Can Clinton's urban policies really work? B.E.'s economists weigh the value of empowerment zones and community banks in revitalizing America's cities - includes related article on prospects on jobs and increased incomes for African Americans - Black Enterprise Board of Economists - Cover Story

Black Enterprise, June, 1994 by Frank McCoy

U.S. BUSINESS AND ACADEMIC economists declared recently that the economy was expanding and jobs were being filled at such a healthy pace that we would soon achieve "full employment." Such economic artifice bears little resemblance to reality when you consider the fact that our unemployment rate still hovers around 6% and nearly 13% of blacks--more than 20% of the total number of unemployed Americans--remain jobless.

Ironically, those economists made their remarks the same month that Ralph Ellison turned 80. In 1952, Ellison captured white America's willful blindness to black life in his National Book Award winning novel, Invisible Man. Now, 42 years later, the great author is dead, and African-Americans--as well as other minority and poorly educated segments of America--are still invisible when the U.S. economy is calculated.

The BLACK ENTERPRISE Board of Economists gathered recently at the magazine's New York City headquarters to take a close look at how well President Clinton's urban economic policy is likely to address the needs of invisible Americans. To prepare for the one-and-a-half-day meeting, each board member studied the Clinton plan's key components: the creation of urban empowerment zones (EZs) and enterprise communities (ECs), a strengthening of the Community Reinvestment Act (CRA), and the proposed creation of a national network of community development banks.

Their conclusion: All were underwhelmed. The group agreed that:

* While the Clinton administration's EZ and EC plans are sincere attempts to do something, their actual application will be limited in scope and impact.

* Although EZs were devised to boost employment, in reality most will be more of a boon for small entrepreneurs who can benefit from the EZs' tax incentives.

* The EZ and EC plans should not be allowed to serve as a sop to minorities without addressing the legacy of systemic and institutional racism in America.

* Instead of creating a new network of community development banks with limited capital, the federal government could broaden minority business opportunities by providing guarantees against lending or investment risks to minority banks.

* The CRA's success should encourage blacks to use existing antidiscrimination laws to press for economic change.

* In 1994, based on forecasts by board member Andrew F. Brimmer, the African-American percentage of the labor force will grow faster than the black share of employment and income. This will lead to wider job and income deficits.

These sorts of concerns about Clinton's plan are nothing new, the board members agreed. "In recent years critics have attacked the validity and success of [urban] economic development programs in general," said BE Publisher Earl G. Graves--who is intimately familiar with Brooklyn's successful Bedford-Stuyvesant redevelopment project because of his work with Robert Kennedy during the 1960s.

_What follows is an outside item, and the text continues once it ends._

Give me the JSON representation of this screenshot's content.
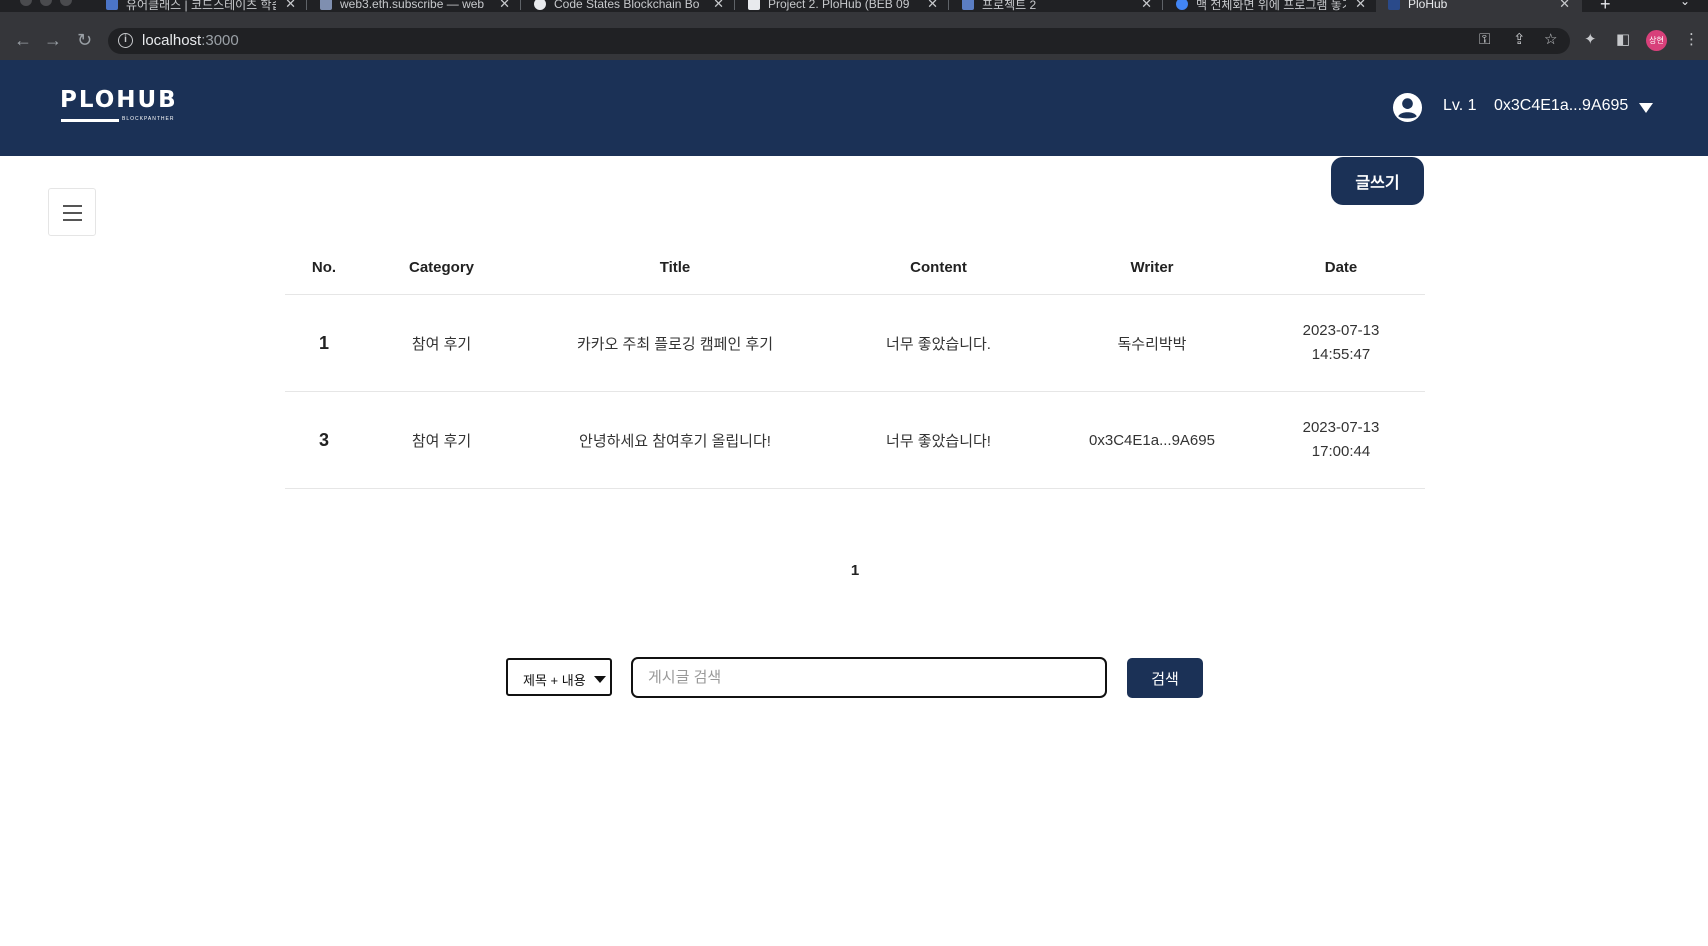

He pointed out that for 30 years government officials and their critics have actually learned a lot about what does work in correcting urban America's ills. "I ask them and you to consider the consequences of not having made those limited, but constructive, steps," said Graves. "[Now,] after 12 years of a mixture of GOP hostility and benign neglect toward urban problems, what can African-Americans expect from President Clinton's urban economic policy?"

Discussants at the session, which was chaired by Graves, included guest economist Cecilia A. Conrad, professor of economics at Barnard College, as well as board members Gerald Jaynes, professor of economics and African and African-American studies at Yale University; Marcus Alexis, professor of economics at Northwestern University; Brimmer, president of Brimmer & Co., a Washington, D.C.-based economic consulting firm; Courtney N. Blackman, an international business consultant; Edward D. Irons, dean of the Clark Atlanta University School of Business; and David H. Swinton, president of Benedict College. Margaret C. Simms, research director at the Joint Center for Political and Economic Studies, led the discussion.

HOW POTABLE IS CLINTON'S PLAN?

A major public policy challenge in the 1990s is devising urban economic plans that create jobs and boost income. Earlier this year, John E. Jacob, president of the National Urban League, in the group's annual State of Black America address, challenged President Clinton to make "job training and job creation for the disadvantaged a top priority. The President [should] press as hard for jobs as he did for NAFTA."

Unfortunately, while open trade borders have been established to the north and south of the United States, America's inner cities still seem as far from new industry and increased income as the moon, according to the board. In an attempt to redress this isolation, the Clinton administration will spend $3.8 billion in six urban and three rural empowerment zones over the next four years (see Economic Perspectives, Dec. 1993). Each EZ will receive block grants of up to $100 million, tax incentives for worker training expenses and tax write-offs for various investments--such as a 50% exclusion of capital gains for investments in certain businesses. Grants of $3 million apiece will be allocated for 95 enterprise communities.